I am a total beginner in Perl and trying my first Perl script to convert time information in epoch-seconds to a specific format. I understand that month Jan = 0 and year 1900 = 0 in Perl from other Stack Overflow questions. Even after adjusting for them, I am not seeing identical outputs between Unix and Perl.
Here is what I tried and got.
Unix:
date -d @915149280
gives me:
Thu Dec 31 19:08:00 EST 1998
Perl:
$time = 915149280;
($sec, $min, $hour, $mday, $mon, $year, $wday, $yday, $isdst) = gmtime($time);
$year = $year + 1900;
$mon = $mon + 1;
print "Formated time = $mday/$mon/$year $hour:$min:$sec $weekday[$wday]\n";
gives me:
Formatted time = 1/1/1999 0:8:0 Fri
Is there a mistake in the Perl lines? What should I do to get the same output as the date command? (not the formatting part, but time).

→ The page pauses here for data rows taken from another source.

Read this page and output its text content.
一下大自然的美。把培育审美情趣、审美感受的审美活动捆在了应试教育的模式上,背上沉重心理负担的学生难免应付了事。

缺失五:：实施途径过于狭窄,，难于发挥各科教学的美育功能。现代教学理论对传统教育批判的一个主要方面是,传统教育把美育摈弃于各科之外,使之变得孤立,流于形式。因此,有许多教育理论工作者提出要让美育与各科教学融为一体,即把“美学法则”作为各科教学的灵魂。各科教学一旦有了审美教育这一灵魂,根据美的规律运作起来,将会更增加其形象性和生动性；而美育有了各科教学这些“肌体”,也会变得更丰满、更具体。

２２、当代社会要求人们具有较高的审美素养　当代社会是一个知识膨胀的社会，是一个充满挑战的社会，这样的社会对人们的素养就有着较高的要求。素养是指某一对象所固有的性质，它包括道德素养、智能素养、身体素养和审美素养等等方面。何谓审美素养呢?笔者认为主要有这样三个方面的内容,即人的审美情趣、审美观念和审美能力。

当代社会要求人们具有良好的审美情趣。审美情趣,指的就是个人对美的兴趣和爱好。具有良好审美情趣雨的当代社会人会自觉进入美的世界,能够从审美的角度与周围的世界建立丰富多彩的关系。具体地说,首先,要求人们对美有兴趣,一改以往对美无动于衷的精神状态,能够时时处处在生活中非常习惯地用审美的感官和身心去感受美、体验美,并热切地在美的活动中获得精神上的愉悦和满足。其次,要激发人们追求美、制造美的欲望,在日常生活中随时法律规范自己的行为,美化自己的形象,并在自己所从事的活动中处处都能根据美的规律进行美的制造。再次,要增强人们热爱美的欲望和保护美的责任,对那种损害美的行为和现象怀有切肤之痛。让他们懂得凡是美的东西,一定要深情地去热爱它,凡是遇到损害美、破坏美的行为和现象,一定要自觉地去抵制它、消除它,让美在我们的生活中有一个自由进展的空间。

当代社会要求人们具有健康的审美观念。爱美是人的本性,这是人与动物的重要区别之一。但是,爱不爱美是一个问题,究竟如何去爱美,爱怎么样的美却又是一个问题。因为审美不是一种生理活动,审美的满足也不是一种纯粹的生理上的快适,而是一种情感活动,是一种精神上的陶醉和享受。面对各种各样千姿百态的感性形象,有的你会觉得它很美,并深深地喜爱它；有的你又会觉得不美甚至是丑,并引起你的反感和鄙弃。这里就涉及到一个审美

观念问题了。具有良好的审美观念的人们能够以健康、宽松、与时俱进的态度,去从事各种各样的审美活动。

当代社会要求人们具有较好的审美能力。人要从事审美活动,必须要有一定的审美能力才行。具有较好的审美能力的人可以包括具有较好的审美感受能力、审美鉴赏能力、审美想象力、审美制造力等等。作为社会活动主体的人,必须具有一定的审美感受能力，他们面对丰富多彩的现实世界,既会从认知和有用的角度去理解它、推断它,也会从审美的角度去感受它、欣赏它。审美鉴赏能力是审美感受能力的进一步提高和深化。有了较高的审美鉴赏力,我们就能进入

I am not looking for all the fields. Only the year is important to me.
I assume you're talking about the time difference rather than the format difference, since your Perl code doesn't even attempt to replicate that format.
Use localtime instead of gmtime. The date command uses your local time by default. Notice that it says "EST", but gmtime returns UTC, a 5 hour difference.
You should also consider using a module to handle the date formatting. But that won't prevent confusion between local time and UTC.